No automatic triggers exist that would cause the US to shift to open support of an international effort to arm the rebels, regional experts say.

“Given the strong opposition the administration has expressed to arming the opposition and to feeding the fires of Syria’s conflict, it doesn’t seem likely they’d turn on a dime and suddenly favor that,” says Robert Danin, senior fellow for Middle East studies at the Council on Foreign Relations in Washington. “At the same time,” he adds, “I think they want to let all the parties know they have other strategies to turn to if the diplomatic measures they prefer fail to produce.”

On Tuesday both the White House and the State Department said the US still wants to avoid actions that could contribute to Syria’s “militarization,” but hinted that “additional measures” could become necessary at some point if Mr.

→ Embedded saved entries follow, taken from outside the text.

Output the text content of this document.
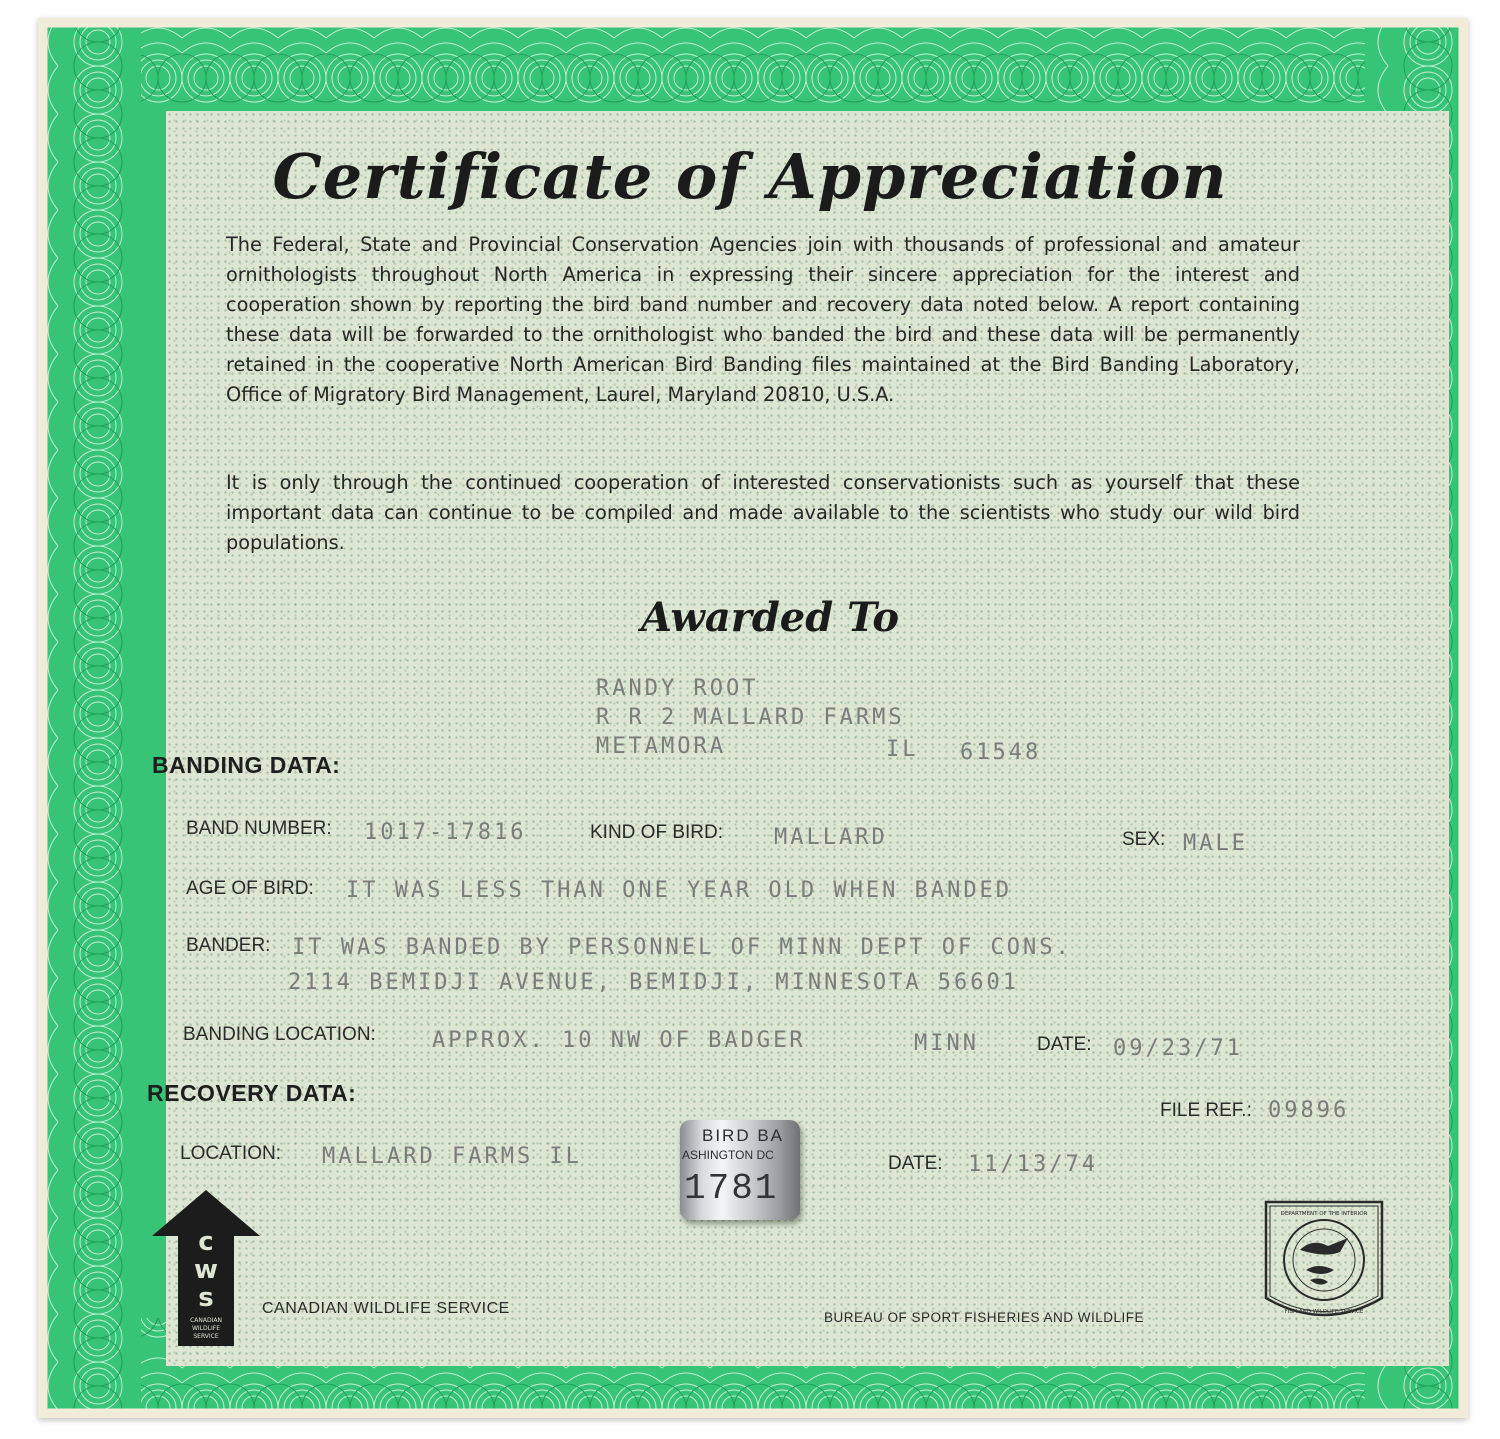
Certificate of Appreciation

The Federal, State and Provincial Conservation Agencies join with thousands of professional and amateur ornithologists throughout North America in expressing their sincere appreciation for the interest and cooperation shown by reporting the bird band number and recovery data noted below. A report containing these data will be forwarded to the ornithologist who banded the bird and these data will be permanently retained in the cooperative North American Bird Banding files maintained at the Bird Banding Laboratory, Office of Migratory Bird Management, Laurel, Maryland 20810, U.S.A.

It is only through the continued cooperation of interested conservationists such as yourself that these important data can continue to be compiled and made available to the scientists who study our wild bird populations.

Awarded To
RANDY ROOT
R R 2 MALLARD FARMS
METAMORA	IL 61548
BANDING DATA:
BAND NUMBER: 1017-17816	KIND OF BIRD: MALLARD	SEX: MALE
AGE OF BIRD: IT WAS LESS THAN ONE YEAR OLD WHEN BANDED
BANDER: IT WAS BANDED BY PERSONNEL OF MINN DEPT OF CONS.
2114 BEMIDJI AVENUE, BEMIDJI, MINNESOTA 56601
BANDING LOCATION:	APPROX. 10 NW OF BADGER	MINN	DATE: 09/23/71
RECOVERY DATA:
FILE REF.: 09896
LOCATION: MALLARD FARMS IL	DATE: 11/13/74
BIRD BA
ASHINGTON DC
1781
c
w
s
CANADIAN
WILDLIFE
SERVICE
CANADIAN WILDLIFE SERVICE
BUREAU OF SPORT FISHERIES AND WILDLIFE
DEPARTMENT OF THE INTERIOR
FISH AND WILDLIFE SERVICE
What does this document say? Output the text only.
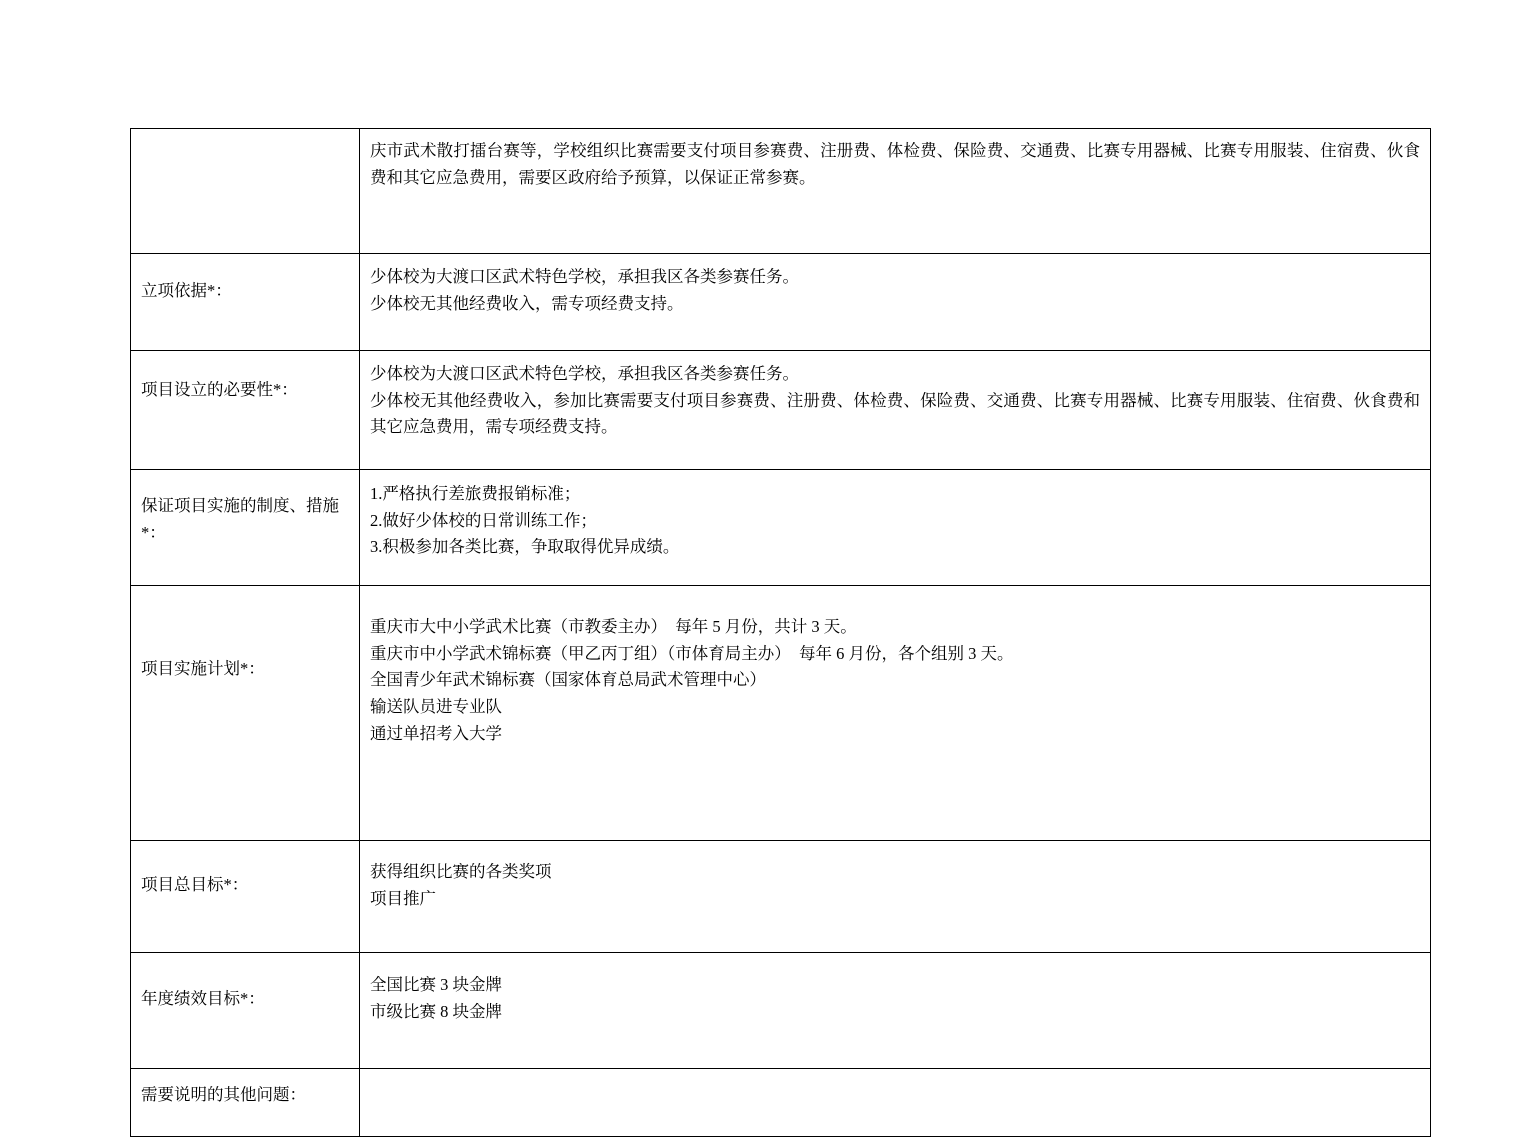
	庆市武术散打擂台赛等，学校组织比赛需要支付项目参赛费、注册费、体检费、保险费、交通费、比赛专用器械、比赛专用服装、住宿费、伙食费和其它应急费用，需要区政府给予预算，以保证正常参赛。

立项依据*：	少体校为大渡口区武术特色学校，承担我区各类参赛任务。
少体校无其他经费收入，需专项经费支持。

项目设立的必要性*：	少体校为大渡口区武术特色学校，承担我区各类参赛任务。
少体校无其他经费收入，参加比赛需要支付项目参赛费、注册费、体检费、保险费、交通费、比赛专用器械、比赛专用服装、住宿费、伙食费和其它应急费用，需专项经费支持。

保证项目实施的制度、措施*：	1.严格执行差旅费报销标准；
2.做好少体校的日常训练工作；
3.积极参加各类比赛，争取取得优异成绩。

项目实施计划*：	重庆市大中小学武术比赛（市教委主办）  每年 5 月份，共计 3 天。
重庆市中小学武术锦标赛（甲乙丙丁组）（市体育局主办）  每年 6 月份，各个组别 3 天。
全国青少年武术锦标赛（国家体育总局武术管理中心）
输送队员进专业队
通过单招考入大学

项目总目标*：	获得组织比赛的各类奖项
项目推广

年度绩效目标*：	全国比赛 3 块金牌
市级比赛 8 块金牌

需要说明的其他问题：	
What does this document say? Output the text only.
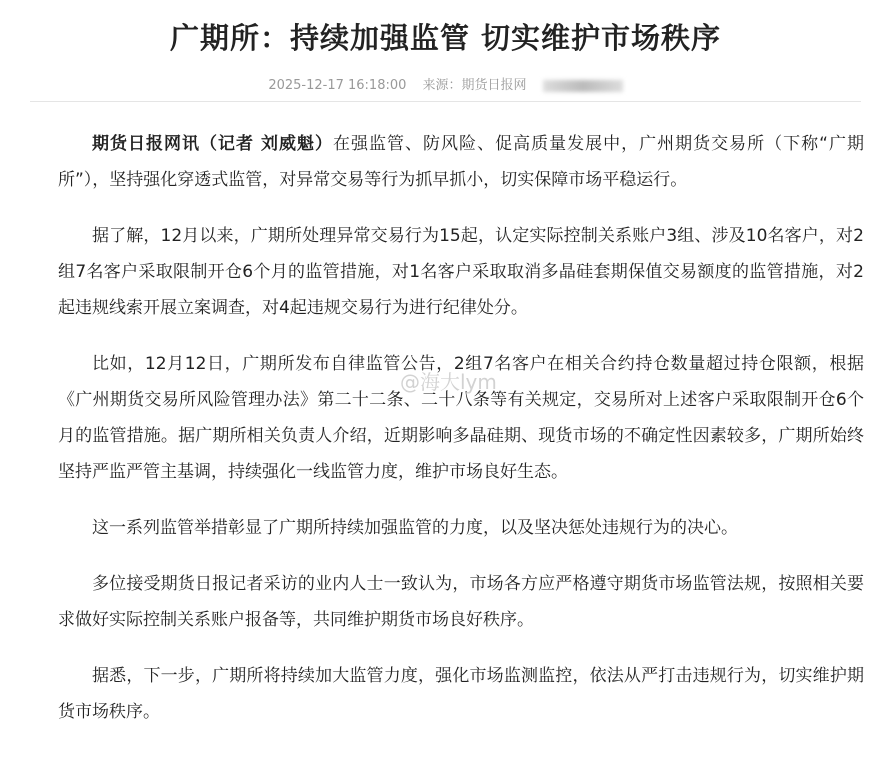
广期所：持续加强监管 切实维护市场秩序
2025-12-17 16:18:00 来源：期货日报网

期货日报网讯（记者 刘威魁）在强监管、防风险、促高质量发展中，广州期货交易所（下称“广期所”），坚持强化穿透式监管，对异常交易等行为抓早抓小，切实保障市场平稳运行。

据了解，12月以来，广期所处理异常交易行为15起，认定实际控制关系账户3组、涉及10名客户，对2组7名客户采取限制开仓6个月的监管措施，对1名客户采取取消多晶硅套期保值交易额度的监管措施，对2起违规线索开展立案调查，对4起违规交易行为进行纪律处分。

比如，12月12日，广期所发布自律监管公告，2组7名客户在相关合约持仓数量超过持仓限额，根据《广州期货交易所风险管理办法》第二十二条、二十八条等有关规定，交易所对上述客户采取限制开仓6个月的监管措施。据广期所相关负责人介绍，近期影响多晶硅期、现货市场的不确定性因素较多，广期所始终坚持严监严管主基调，持续强化一线监管力度，维护市场良好生态。

这一系列监管举措彰显了广期所持续加强监管的力度，以及坚决惩处违规行为的决心。

多位接受期货日报记者采访的业内人士一致认为，市场各方应严格遵守期货市场监管法规，按照相关要求做好实际控制关系账户报备等，共同维护期货市场良好秩序。

据悉，下一步，广期所将持续加大监管力度，强化市场监测监控，依法从严打击违规行为，切实维护期货市场秩序。

@海大lym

Assad fails to yield and the repression continues. So far, between 7,000 and 8,000 people have died in the Syria uprising against the Assad government, rights groups say, noting precise figures are hard to come by because information is hard to verify. 

But that point doesn’t seem to have arrived yet for the White House, says Mr. Danin. The US is “coming late” to focus on Syria for a number of reasons – intervention fatigue, a focus on domestic issues, deep concerns over the geopolitical ramifications of an imploding Syria – so now the administration’s attention “has an air of improvisation” to it.

“I certainly don’t see a road map or an escalatory ladder,” he says.   

But others say Secretary Clinton’s participation in Friday’s “friends of Syria” meeting suggests that the US sees no option but to get more deeply involved. Some note that it was Clinton who last year persuaded President Obama to commit US military might to the effort to bring down Libya’s Muammar Qaddafi.

No one expects the US to engage its forces in Syria under any circumstances, and even direct arming of the rebels by the US may remain out of the question. More likely might be a US agreement to supply nonlethal equipment and supplies while other countries in the region – for example the Gulf states, Saudi Arabia, or even Turkey – agree to provide arms.

If mortar fire continues to fall on Homs and other opposition enclaves during the “friends of Syria” meeting, some regional experts say they expect the meeting “one way or another” to result in a flow of arms to the rebels. The meeting might officially focus on humanitarian measures, they say, but some countries might agree behind the scenes to begin sending in weapons.

Hints of more aggressive measures by the countries gathering in Tunis already appear to be leading some Syria allies to soften their opposition to any international measures. Russia, which last month vetoed a Security Council resolution on Syria, said this week that it favors sending a United Nations envoy to Syria and a new effort by the Security Council to approve humanitarian measures to address the Syrian crisis.

As tempting as a more militaristic stance toward an unyielding Assad may be, the US would be wisest to stick to diplomatic pressures, say some regional experts. 

“Though advocates of military intervention claim it is the moral choice, it is not,” says Marc Lynch, a senior fellow at the Center for a New American Security in Washington and director of the Institute for Middle East Studies at George Washington University. “Military intervention will allow Americans to feel they are doing something,” he adds, “but unleashing even more violence without a realistic prospect of changing the regime’s behavior or improving security is neither just nor wise.”

Instead, the US should focus on further isolating Assad, continuing to tighten sanctions on the regime, working to strengthen the opposition, and helping it “develop a unified political voice,” Dr. Lynch says.

He also suggests presenting Assad with “an ultimatum”: either resign, or be referred to the International Criminal Court for war crimes.